In this post, we saw the Paxos algorithm, if not very simple as Leslie Lamport said, at least, is not that hard to understand. We talked about the single-decree Paxos that is used to decide on a single value. An extension of this algorithm is called Multi-Paxos which lets participants agree on a sequence of values and is more efficient than running Paxos multiple times.
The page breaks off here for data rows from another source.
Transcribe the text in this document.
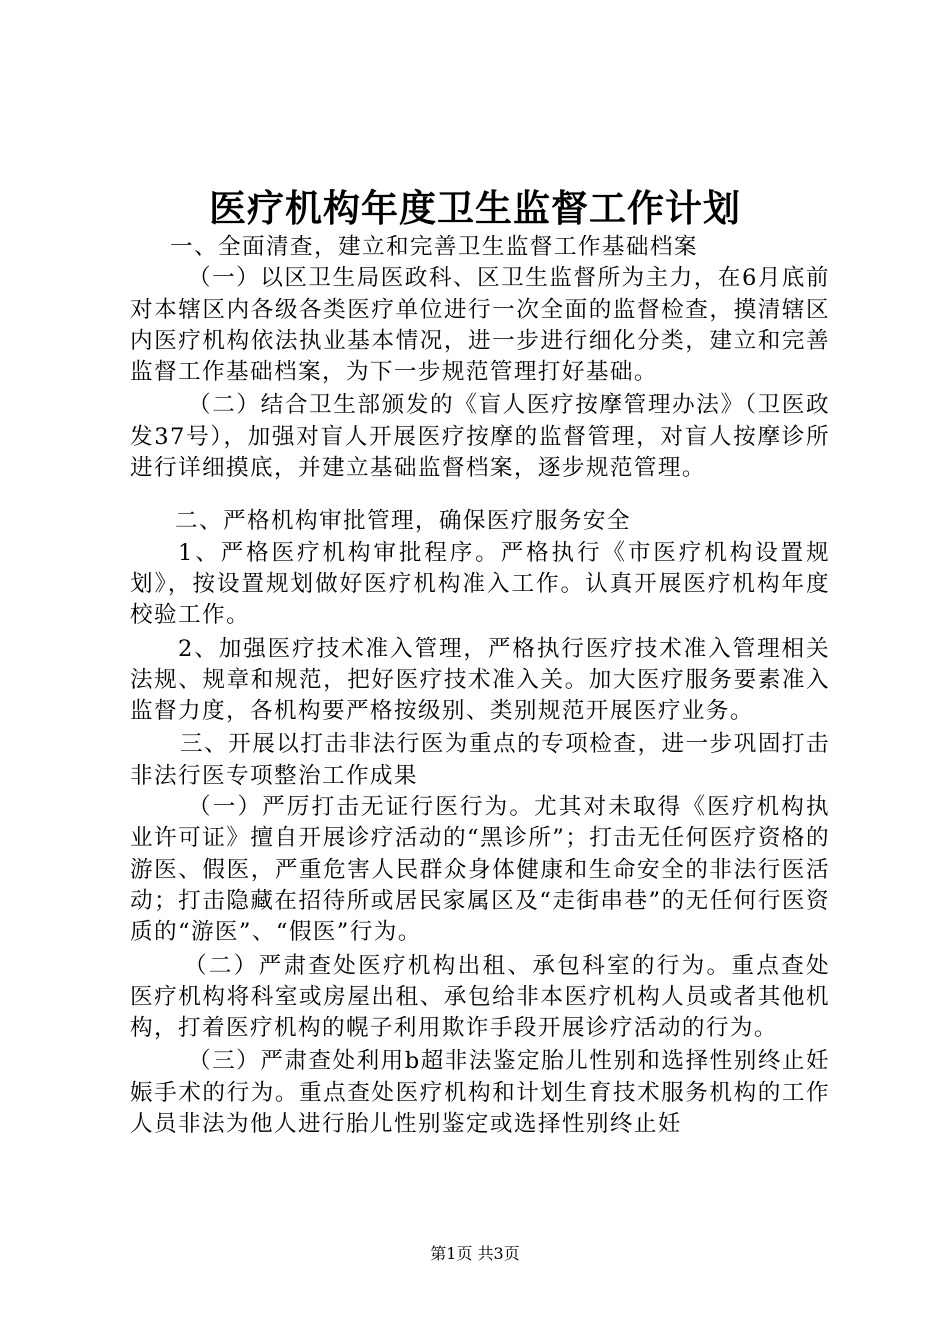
医疗机构年度卫生监督工作计划

一、全面清查，建立和完善卫生监督工作基础档案

（一）以区卫生局医政科、区卫生监督所为主力，在6月底前对本辖区内各级各类医疗单位进行一次全面的监督检查，摸清辖区内医疗机构依法执业基本情况，进一步进行细化分类，建立和完善监督工作基础档案，为下一步规范管理打好基础。

（二）结合卫生部颁发的《盲人医疗按摩管理办法》（卫医政发37号），加强对盲人开展医疗按摩的监督管理，对盲人按摩诊所进行详细摸底，并建立基础监督档案，逐步规范管理。

二、严格机构审批管理，确保医疗服务安全

1、严格医疗机构审批程序。严格执行《市医疗机构设置规划》，按设置规划做好医疗机构准入工作。认真开展医疗机构年度校验工作。

2、加强医疗技术准入管理，严格执行医疗技术准入管理相关法规、规章和规范，把好医疗技术准入关。加大医疗服务要素准入监督力度，各机构要严格按级别、类别规范开展医疗业务。

三、开展以打击非法行医为重点的专项检查，进一步巩固打击非法行医专项整治工作成果

（一）严厉打击无证行医行为。尤其对未取得《医疗机构执业许可证》擅自开展诊疗活动的“黑诊所”；打击无任何医疗资格的游医、假医，严重危害人民群众身体健康和生命安全的非法行医活动；打击隐藏在招待所或居民家属区及“走街串巷”的无任何行医资质的“游医”、“假医”行为。

（二）严肃查处医疗机构出租、承包科室的行为。重点查处医疗机构将科室或房屋出租、承包给非本医疗机构人员或者其他机构，打着医疗机构的幌子利用欺诈手段开展诊疗活动的行为。

（三）严肃查处利用b超非法鉴定胎儿性别和选择性别终止妊娠手术的行为。重点查处医疗机构和计划生育技术服务机构的工作人员非法为他人进行胎儿性别鉴定或选择性别终止妊

第1页 共3页
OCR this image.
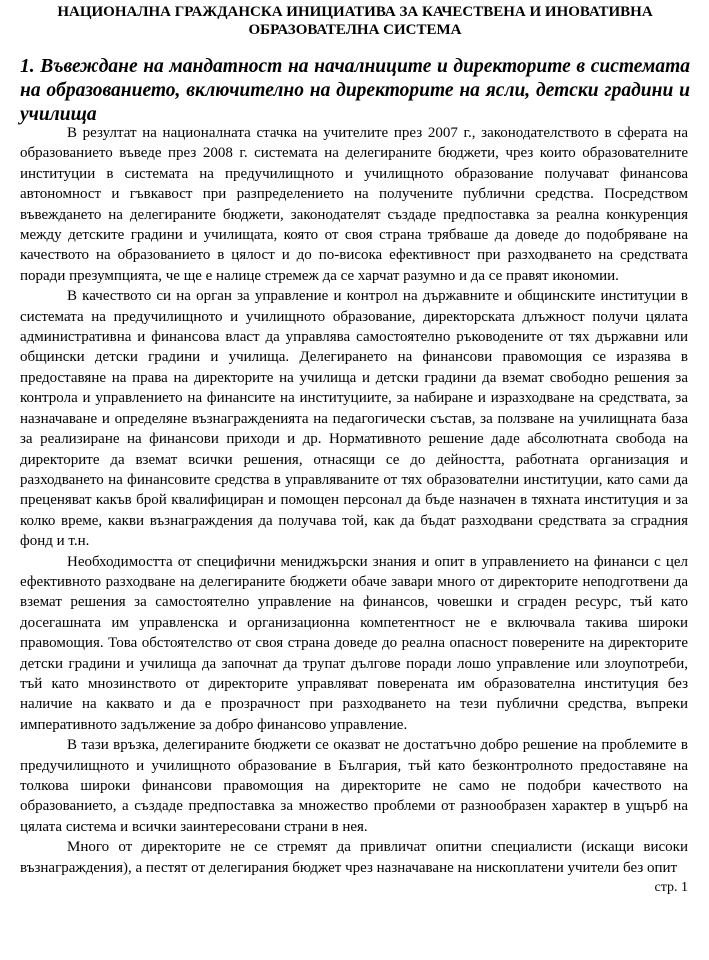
НАЦИОНАЛНА ГРАЖДАНСКА ИНИЦИАТИВА ЗА КАЧЕСТВЕНА И ИНОВАТИВНА
ОБРАЗОВАТЕЛНА СИСТЕМА
1. Въвеждане на мандатност на началниците и директорите в системата на образованието, включително на директорите на ясли, детски градини и училища

В резултат на националната стачка на учителите през 2007 г., законодателството в сферата на образованието въведе през 2008 г. системата на делегираните бюджети, чрез които образователните институции в системата на предучилищното и училищното образование получават финансова автономност и гъвкавост при разпределението на получените публични средства. Посредством въвеждането на делегираните бюджети, законодателят създаде предпоставка за реална конкуренция между детските градини и училищата, която от своя страна трябваше да доведе до подобряване на качеството на образованието в цялост и до по-висока ефективност при разходването на средствата поради презумпцията, че ще е налице стремеж да се харчат разумно и да се правят икономии.

В качеството си на орган за управление и контрол на държавните и общинските институции в системата на предучилищното и училищното образование, директорската длъжност получи цялата административна и финансова власт да управлява самостоятелно ръководените от тях държавни или общински детски градини и училища. Делегирането на финансови правомощия се изразява в предоставяне на права на директорите на училища и детски градини да вземат свободно решения за контрола и управлението на финансите на институциите, за набиране и изразходване на средствата, за назначаване и определяне възнагражденията на педагогически състав, за ползване на училищната база за реализиране на финансови приходи и др. Нормативното решение даде абсолютната свобода на директорите да вземат всички решения, отнасящи се до дейността, работната организация и разходването на финансовите средства в управляваните от тях образователни институции, като сами да преценяват какъв брой квалифициран и помощен персонал да бъде назначен в тяхната институция и за колко време, какви възнаграждения да получава той, как да бъдат разходвани средствата за сградния фонд и т.н.

Необходимостта от специфични мениджърски знания и опит в управлението на финанси с цел ефективното разходване на делегираните бюджети обаче завари много от директорите неподготвени да вземат решения за самостоятелно управление на финансов, човешки и сграден ресурс, тъй като досегашната им управленска и организационна компетентност не е включвала такива широки правомощия. Това обстоятелство от своя страна доведе до реална опасност поверените на директорите детски градини и училища да започнат да трупат дългове поради лошо управление или злоупотреби, тъй като мнозинството от директорите управляват поверената им образователна институция без наличие на каквато и да е прозрачност при разходването на тези публични средства, въпреки императивното задължение за добро финансово управление.

В тази връзка, делегираните бюджети се оказват не достатъчно добро решение на проблемите в предучилищното и училищното образование в България, тъй като безконтролното предоставяне на толкова широки финансови правомощия на директорите не само не подобри качеството на образованието, а създаде предпоставка за множество проблеми от разнообразен характер в ущърб на цялата система и всички заинтересовани страни в нея.

Много от директорите не се стремят да привличат опитни специалисти (искащи високи възнаграждения), а пестят от делегирания бюджет чрез назначаване на нископлатени учители без опит

стр. 1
An alternative to the Multi-Paxos algorithm is the Raft algorithm that many find more understandable than Multi-Paxos. 

References

[1] Michael J. Fischer, Nancy A. Lynch, and Michael S. Paterson. "Impossibility of distributed consensus with one faulty process." Journal of the ACM (JACM) 32, no. 2 (1985): 374-382.

[2] Leslie Lamport. "The part-time parliament." In Concurrency: the Works of Leslie Lamport, pp. 277-317. 2019.

[3] Leslie Lamport. "Paxos made simple." ACM Sigact News 32, no. 4 (2001): 18-25.